Importantly, the current study showed that the CARG risk score was associated more strongly with the incidence of severe non-hematologic toxicity than that of severe hematologic toxicity. In other previous studies using the CARG predictive tool, few data have been published on whether there was an association between hematologic toxicity and CARG risk score [20,21,22,23,24,25,26,27,28]. Ortland et al. also reported no association between the CARG risk score and hematologic toxicity [23]. However, we should note that in their study, approximately 40% of the patients had hematologic malignancies, which is a different patient population and treatment modality. Among the study population, a standard anticancer drug dosage rate of approximately 70%, monotherapy rate of approximately 50%, and G-CSF usage rate of approximately 15% were discovered, which might explain the observed reduced incidence of severe hematologic toxicity. In addition, our study evaluated CRAE only in the first cycle and not cumulative myelosuppression. Therefore, severe hematologic toxicity might have been underestimated and was not associated with the CARG risk score.

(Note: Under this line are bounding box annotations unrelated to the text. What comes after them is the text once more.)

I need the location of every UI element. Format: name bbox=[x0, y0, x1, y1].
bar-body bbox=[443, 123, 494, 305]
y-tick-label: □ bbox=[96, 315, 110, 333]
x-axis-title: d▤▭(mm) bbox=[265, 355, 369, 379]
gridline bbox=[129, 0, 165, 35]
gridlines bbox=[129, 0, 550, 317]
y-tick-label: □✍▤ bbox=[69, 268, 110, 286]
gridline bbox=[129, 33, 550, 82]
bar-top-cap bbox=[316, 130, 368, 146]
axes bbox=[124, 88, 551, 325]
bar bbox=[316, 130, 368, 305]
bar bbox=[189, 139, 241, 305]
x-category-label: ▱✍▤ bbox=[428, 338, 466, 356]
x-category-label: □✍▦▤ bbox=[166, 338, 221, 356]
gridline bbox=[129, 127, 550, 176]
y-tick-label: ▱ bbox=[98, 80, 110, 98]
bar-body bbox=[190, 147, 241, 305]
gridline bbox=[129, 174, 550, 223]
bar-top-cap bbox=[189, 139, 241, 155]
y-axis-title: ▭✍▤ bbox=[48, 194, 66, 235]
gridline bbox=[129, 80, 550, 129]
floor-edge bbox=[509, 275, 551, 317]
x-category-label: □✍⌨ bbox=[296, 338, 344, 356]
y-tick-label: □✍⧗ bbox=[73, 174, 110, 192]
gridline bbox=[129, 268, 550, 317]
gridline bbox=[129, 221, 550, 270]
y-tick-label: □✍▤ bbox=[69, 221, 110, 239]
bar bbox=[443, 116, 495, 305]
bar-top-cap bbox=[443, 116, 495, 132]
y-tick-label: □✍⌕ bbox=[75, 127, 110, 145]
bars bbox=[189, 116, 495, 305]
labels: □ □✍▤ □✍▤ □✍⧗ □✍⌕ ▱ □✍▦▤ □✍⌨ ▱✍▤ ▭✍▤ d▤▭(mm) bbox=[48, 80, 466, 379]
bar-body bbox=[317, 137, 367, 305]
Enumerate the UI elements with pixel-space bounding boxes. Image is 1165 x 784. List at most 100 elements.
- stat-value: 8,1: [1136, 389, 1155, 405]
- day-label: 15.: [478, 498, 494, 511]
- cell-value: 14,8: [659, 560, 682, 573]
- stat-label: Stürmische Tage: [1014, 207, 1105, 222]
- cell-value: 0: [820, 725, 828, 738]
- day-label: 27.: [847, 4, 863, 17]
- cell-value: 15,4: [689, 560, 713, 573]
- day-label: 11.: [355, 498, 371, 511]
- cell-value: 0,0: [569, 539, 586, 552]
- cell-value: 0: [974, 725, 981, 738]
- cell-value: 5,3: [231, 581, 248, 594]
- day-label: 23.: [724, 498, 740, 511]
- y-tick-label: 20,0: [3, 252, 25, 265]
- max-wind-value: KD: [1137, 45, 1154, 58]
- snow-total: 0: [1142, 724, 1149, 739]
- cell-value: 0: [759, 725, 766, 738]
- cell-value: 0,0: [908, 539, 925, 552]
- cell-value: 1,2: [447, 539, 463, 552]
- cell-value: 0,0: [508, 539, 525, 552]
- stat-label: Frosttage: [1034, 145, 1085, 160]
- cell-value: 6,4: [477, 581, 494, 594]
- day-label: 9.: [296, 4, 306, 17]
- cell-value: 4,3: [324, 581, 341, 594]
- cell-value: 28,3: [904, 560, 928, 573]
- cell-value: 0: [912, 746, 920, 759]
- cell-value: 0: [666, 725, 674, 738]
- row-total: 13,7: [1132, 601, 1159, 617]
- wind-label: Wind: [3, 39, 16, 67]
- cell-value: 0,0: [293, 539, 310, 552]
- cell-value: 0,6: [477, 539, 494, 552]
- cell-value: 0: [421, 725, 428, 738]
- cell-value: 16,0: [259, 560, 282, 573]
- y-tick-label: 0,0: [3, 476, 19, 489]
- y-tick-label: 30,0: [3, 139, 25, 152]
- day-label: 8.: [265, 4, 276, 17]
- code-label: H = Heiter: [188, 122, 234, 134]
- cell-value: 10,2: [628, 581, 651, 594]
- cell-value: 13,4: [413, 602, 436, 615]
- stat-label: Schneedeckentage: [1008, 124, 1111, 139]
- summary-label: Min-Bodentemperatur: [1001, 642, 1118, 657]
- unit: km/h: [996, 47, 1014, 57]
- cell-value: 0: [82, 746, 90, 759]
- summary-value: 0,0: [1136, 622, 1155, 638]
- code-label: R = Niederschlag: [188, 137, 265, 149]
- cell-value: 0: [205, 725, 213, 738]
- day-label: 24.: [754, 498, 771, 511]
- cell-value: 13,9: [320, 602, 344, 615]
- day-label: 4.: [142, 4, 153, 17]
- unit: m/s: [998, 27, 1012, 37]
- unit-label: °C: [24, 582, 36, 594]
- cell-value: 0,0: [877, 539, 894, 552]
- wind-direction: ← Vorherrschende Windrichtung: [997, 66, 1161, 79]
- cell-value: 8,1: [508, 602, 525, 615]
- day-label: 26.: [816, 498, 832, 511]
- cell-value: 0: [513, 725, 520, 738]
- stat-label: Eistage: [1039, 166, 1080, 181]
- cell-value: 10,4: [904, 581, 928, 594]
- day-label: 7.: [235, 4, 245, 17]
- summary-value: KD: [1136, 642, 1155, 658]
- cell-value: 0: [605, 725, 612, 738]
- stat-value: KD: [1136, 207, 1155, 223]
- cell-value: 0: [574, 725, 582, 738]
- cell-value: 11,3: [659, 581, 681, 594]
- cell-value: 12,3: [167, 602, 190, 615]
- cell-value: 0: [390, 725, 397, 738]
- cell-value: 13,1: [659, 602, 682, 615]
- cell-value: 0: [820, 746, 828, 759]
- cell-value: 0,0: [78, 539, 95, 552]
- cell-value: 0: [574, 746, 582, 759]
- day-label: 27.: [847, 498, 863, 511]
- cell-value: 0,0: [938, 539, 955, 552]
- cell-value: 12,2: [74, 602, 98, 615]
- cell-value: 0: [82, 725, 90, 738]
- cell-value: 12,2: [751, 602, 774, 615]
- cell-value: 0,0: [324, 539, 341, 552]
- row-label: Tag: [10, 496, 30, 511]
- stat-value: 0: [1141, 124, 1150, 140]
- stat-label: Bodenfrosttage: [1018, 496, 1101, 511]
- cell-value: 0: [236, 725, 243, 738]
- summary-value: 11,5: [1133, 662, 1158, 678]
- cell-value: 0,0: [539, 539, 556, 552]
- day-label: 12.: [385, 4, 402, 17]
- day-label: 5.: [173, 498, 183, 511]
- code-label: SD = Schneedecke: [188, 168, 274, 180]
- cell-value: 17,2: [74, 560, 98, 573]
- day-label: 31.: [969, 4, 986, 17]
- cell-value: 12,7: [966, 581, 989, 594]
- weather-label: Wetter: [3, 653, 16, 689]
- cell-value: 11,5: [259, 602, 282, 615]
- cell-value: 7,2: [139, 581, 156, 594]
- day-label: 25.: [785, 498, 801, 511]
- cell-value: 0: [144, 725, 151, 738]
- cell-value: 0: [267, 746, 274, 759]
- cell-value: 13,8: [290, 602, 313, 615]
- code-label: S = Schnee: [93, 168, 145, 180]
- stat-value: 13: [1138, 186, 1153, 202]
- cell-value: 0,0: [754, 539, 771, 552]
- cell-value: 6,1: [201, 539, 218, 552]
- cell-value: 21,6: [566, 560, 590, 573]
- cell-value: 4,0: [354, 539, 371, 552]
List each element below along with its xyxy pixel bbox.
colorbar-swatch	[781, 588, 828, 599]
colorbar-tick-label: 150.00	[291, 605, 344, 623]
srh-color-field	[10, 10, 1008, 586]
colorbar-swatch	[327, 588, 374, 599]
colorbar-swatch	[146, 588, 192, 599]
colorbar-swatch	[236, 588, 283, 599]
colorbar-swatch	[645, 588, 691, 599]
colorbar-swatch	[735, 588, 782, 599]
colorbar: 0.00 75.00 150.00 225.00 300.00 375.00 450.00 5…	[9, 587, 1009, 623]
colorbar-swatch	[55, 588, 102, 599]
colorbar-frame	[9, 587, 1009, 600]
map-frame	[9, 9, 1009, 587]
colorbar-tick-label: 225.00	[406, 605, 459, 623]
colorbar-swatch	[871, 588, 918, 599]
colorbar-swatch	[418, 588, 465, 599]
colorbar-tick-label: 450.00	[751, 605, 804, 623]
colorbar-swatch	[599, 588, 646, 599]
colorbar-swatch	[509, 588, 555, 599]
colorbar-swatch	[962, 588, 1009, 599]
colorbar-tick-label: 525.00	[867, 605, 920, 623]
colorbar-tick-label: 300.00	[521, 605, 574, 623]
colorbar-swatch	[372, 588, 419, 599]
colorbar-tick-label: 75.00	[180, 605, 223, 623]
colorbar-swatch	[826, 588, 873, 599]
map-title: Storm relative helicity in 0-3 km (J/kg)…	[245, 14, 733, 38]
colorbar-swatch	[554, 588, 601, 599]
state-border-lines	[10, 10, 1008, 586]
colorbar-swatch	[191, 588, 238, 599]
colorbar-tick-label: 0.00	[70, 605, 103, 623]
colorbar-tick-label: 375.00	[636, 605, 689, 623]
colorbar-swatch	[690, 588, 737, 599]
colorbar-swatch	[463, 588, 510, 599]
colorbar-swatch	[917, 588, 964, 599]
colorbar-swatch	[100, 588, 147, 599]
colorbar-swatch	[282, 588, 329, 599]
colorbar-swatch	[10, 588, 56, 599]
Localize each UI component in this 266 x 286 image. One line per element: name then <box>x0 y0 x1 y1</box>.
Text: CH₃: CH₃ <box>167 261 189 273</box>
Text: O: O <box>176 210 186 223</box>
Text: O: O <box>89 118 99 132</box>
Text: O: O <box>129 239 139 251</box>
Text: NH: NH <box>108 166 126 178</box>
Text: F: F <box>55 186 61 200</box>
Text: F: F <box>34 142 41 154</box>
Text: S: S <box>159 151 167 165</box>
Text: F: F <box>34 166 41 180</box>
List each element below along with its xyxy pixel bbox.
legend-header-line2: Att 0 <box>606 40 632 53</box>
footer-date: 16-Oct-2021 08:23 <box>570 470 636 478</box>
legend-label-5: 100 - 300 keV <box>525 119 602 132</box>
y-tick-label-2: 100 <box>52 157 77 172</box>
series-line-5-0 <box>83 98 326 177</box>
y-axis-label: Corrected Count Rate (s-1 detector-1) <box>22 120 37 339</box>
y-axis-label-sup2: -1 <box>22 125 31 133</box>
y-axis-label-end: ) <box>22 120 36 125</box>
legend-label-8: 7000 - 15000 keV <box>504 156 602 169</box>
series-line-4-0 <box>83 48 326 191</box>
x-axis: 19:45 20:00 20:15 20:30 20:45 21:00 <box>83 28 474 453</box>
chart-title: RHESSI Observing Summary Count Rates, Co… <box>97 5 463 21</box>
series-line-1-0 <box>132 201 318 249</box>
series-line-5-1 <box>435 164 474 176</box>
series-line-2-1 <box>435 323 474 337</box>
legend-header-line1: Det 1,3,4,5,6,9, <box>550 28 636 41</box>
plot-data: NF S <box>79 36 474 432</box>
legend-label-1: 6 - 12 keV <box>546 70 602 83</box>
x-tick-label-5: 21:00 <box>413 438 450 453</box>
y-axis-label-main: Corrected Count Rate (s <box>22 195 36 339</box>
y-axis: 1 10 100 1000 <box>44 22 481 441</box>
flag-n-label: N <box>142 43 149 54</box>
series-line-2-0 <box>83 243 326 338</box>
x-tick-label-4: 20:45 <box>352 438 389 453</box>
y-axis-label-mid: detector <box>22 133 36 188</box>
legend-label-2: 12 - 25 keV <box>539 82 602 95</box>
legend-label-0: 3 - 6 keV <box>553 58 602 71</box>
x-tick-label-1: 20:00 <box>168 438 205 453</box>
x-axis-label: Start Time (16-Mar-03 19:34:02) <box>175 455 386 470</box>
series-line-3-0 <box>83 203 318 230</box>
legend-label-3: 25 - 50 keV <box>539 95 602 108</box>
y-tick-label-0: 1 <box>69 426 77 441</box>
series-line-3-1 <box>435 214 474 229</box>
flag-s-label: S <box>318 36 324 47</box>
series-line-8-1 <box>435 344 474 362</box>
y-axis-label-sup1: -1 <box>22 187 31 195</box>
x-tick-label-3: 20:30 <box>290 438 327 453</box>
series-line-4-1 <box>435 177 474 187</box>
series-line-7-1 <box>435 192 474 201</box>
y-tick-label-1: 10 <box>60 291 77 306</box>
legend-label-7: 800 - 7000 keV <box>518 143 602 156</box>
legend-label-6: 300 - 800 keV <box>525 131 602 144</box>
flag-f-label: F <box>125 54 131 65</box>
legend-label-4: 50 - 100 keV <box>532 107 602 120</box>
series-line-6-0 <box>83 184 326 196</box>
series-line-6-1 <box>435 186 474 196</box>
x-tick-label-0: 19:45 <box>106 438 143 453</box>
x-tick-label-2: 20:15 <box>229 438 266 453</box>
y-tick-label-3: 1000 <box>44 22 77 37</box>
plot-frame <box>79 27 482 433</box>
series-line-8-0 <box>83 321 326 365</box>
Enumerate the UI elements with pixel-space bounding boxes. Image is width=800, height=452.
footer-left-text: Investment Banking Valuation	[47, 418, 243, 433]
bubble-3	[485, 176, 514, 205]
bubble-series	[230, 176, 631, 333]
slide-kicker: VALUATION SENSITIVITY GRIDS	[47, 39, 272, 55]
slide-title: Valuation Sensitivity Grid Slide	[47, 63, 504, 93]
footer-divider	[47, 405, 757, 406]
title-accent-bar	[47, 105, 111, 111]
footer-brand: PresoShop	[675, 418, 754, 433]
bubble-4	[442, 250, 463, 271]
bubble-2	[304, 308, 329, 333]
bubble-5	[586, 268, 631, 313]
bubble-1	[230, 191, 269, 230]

This study has some limitations. First, it is a retrospective study with a relatively small sample size. Therefore, it is not possible to compare the usefulness of the CARG predictive tool with other tools, such as the CRASH score, if the questionnaire does not include the numerous items required for the Mini Mental State Examination or the Mini Nutritional Assessment. A multicenter prospective study is needed to validate the usefulness of the CARG predictive tool. Second, accumulative and delayed toxicity was insufficiently evaluated. Therefore, a longer observation period is needed for dose-dependent and delayed toxicity. Third, it is currently unknown whether new molecular targeted drugs or immune checkpoint inhibitors can predict toxicity. Therefore, it is necessary to accumulate data from elderly cancer patients receiving new molecular targeted drugs and immune checkpoint inhibitors to validate the usefulness of the CARG predictive tool. Lastly, an insight into the extent to which anticancer drug doses should be reduced in groups classified as high risk by the CARG predictive tool remains undetermined. Different cancer types require different methods of reducing the anticancer drug dose. For example, whether to use multidrug therapy or monotherapy of anticancer drugs or molecular targeted drugs for older patients with colorectal cancer remains controversial [41,42]. Nonetheless, the GAP70+ trial reported that anticancer drug reduction based on geriatric assessment for older patients with cancer mitigated CRAEs and did not significantly decrease survival [43]; thus, it might be helpful to use the geriatric assessment tool. Specifically, in the current study, this tool predicted the toxicity of the first treatment cycle; thus, it can be used as an indicator to reduce the dose of anticancer drugs before starting the treatment.

5. Conclusions

The CARG predictive tool appears to be valid in older Japanese patients with cancer. In particular, this tool may facilitate the prediction of non-hematological toxicity. If the tool predicts a high incidence of severe CRAEs, reducing the dosage of anticancer drugs in older patients with cancer might be necessary.